Também deve ficar claro que Jesus não era em algumas ocasiões humano e noutras divino, e
nem mesmo um terceiro ser resultante da fusão das duas naturezas. Seus atos sempre foram
humanos e divinos ao mesmo tempo. Dessa maneira a humanidade e a divindade são conhecidas de
forma mais completa em Jesus Cristo. Não existe melhor fonte para conhecermos como deveria ser
o ser humano do que olharmos para Jesus. Ele é o novo Adão e nEle somos feitos novas criaturas,
segundo a vontade de Deus (Jo 1:12; II Co 5:17). Mas Cristo também é nossa melhor fonte para
conhecermos como e quem é Deus, pois Ele nos revela de forma mais plena possível o Pai:

"Ninguém jamais viu a Deus; o Deus unigênito, que está no seio do Pai, é quem o revelou" (Jo 1:8).

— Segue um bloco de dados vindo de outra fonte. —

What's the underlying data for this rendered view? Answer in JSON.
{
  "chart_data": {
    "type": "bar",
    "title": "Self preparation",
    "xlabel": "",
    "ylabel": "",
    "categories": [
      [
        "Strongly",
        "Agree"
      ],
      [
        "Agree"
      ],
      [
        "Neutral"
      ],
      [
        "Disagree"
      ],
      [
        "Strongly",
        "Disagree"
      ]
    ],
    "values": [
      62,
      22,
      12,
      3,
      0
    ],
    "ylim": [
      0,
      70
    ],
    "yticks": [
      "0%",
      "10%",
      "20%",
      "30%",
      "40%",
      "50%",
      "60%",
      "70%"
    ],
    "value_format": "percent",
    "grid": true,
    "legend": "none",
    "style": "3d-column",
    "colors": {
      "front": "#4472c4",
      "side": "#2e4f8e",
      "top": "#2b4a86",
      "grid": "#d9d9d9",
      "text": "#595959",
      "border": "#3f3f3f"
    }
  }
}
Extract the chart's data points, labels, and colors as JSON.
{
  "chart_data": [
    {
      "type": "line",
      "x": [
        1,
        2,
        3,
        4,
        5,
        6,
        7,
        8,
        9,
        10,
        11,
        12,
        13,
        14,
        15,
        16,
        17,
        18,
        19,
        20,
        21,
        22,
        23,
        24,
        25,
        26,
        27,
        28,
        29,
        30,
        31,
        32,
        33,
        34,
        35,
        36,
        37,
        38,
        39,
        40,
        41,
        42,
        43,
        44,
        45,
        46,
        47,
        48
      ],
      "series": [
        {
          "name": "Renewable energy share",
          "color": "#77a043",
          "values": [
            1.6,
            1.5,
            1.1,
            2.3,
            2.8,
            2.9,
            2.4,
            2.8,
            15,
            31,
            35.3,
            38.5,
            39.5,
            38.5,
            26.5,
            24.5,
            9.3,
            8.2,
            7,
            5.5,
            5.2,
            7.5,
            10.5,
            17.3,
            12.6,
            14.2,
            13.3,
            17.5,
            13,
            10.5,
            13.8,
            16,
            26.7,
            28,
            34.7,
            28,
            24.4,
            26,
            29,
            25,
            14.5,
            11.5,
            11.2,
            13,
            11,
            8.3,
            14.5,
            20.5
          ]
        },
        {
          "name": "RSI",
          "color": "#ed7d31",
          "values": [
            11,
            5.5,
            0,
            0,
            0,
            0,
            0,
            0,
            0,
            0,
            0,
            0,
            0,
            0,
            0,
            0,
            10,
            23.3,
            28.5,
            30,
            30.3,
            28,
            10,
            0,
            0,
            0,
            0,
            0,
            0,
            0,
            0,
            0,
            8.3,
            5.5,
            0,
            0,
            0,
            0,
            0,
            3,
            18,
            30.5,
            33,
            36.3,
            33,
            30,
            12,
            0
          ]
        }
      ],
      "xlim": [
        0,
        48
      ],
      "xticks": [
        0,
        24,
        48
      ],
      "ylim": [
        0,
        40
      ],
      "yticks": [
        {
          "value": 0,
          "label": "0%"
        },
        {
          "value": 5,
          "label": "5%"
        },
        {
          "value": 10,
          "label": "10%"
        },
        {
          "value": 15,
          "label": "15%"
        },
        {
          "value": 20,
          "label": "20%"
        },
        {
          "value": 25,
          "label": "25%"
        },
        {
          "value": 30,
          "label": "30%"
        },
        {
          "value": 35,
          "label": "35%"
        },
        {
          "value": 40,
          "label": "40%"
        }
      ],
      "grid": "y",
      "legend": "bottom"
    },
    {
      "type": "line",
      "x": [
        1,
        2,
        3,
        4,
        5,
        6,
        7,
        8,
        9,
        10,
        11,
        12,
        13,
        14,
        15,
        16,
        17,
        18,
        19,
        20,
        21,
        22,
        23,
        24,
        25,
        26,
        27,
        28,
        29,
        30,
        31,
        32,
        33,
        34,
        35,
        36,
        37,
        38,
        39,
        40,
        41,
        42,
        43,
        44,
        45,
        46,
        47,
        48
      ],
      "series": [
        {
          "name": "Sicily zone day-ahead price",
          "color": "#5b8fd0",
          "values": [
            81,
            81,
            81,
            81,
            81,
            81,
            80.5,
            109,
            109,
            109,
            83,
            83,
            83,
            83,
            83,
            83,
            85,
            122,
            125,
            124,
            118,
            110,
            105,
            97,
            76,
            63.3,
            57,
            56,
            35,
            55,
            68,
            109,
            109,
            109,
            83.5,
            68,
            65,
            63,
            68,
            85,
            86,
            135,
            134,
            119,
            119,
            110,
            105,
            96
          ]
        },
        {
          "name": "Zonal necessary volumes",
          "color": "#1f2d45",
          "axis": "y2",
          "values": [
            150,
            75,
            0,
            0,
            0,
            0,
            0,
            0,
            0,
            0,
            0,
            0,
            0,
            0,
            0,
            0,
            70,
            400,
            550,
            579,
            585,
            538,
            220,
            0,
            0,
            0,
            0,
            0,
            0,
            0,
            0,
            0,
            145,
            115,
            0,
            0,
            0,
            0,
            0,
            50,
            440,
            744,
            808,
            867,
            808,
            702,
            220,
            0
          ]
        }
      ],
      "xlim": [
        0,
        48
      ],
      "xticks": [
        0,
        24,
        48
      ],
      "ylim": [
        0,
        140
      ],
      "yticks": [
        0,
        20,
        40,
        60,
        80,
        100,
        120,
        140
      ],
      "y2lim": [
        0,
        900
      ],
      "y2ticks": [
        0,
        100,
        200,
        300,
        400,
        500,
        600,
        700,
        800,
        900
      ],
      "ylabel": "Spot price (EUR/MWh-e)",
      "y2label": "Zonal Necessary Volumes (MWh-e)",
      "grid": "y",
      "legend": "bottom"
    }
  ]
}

"Se vós me tivésseis conhecido, conheceríes também a meu Pai. Desde agora o conheceis e o
tendes visto. Replicou-lhe Filipe: Senhor, mostra-nos o Pai e isso nos basta. Disse-lhe Jesus:
Filipe, há tanto tempo estou convosco, e não me tens conhecido? Quem me vê a mim, vê o Pai;
como dizes tu: Mostra-nos o Pai?" (Jo 14: 8,90).

Jesus, Nosso Senhor, é alguém totalmente singular entre todas as pessoas que viveram e
viverão na face da terra. Ele é o perfeito humano, sem pecado, dependente da vontade do Pai e
submisso a ela. É também verdadeiro Deus, em honra, majestade e poder, que assumiu a
humanidade e do homem teve compaixão a ponto de morrer por ele, de forma que este fosse liberto
do pecado, para que pudesse viver como filho de Deus. Sua obra e propósito eterno foram e serão
plenamente cumpridas. Louvado seja o Senhor por ter enviado seu Filho a mundo, para que fosse
salvo todo aquele que nEle crê.
Ao Deus triúno na pessoa do Senhor Jesus seja a glória, a majestade e a honra, antes de todas
as eras, e agora, e por todo os séculos. Amém!